OCR-D / ocrd-website

24 stars 8 forks source link

docs/ocrd-training: export from OCR-D toolchain #101

Closed bertsky closed 1 year ago

bertsky commented 4 years ago

I am not sure I have a good grasp of what is ultimately intended by docs/ocrd-training.md, but as it stands, I think the page should at least link to (or better describe) the 2 very options we currently have to extract line images and respective metadata from PAGE-XML annotations:

kba commented 4 years ago

That page was supposed to provide a "running start" for @Doreenruirui when she started working on what would become okralact. It is true though that we should provide an actual guide on training and your suggestions are welcome.

bertsky commented 4 years ago

Understood.

Another thing that this page or guide should mention is converters for page segmentation training data. With ocrd-segment-from-masks and ocrd-segment-from-coco we have 2 importers and with the debug images and coco output of ocrd-segment-extract-pages we have 2 exporters for commonly used non-PAGE formats.

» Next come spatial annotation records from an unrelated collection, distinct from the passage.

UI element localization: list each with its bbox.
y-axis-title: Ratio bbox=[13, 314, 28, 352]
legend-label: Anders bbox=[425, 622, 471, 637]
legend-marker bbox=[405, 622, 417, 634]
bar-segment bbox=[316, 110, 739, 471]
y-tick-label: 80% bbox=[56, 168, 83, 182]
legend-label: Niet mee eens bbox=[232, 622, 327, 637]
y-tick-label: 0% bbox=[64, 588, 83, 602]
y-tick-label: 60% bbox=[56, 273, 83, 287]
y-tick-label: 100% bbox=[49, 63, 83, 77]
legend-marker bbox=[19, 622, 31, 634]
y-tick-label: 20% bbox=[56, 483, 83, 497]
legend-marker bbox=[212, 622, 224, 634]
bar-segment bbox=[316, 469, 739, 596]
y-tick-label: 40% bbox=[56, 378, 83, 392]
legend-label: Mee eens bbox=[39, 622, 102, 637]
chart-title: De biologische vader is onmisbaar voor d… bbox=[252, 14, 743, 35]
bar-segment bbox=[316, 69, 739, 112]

bertsky commented 2 years ago

Can perhaps be closed – there's a section on the ocrd_segment converters in https://ocr-d.de/en/workflows#step-19-format-conversion now. (And page2img is independent of OCR-D and most OCR tools: tesstrain will probably include its own PAGE converter and Calamari already does. If you do mention it somewhere, then please don't forget https://github.com/uniwue-zpd/PAGETools, too.)

kba commented 1 year ago

I think these are now adressed and the originally referenced page removed, so closing.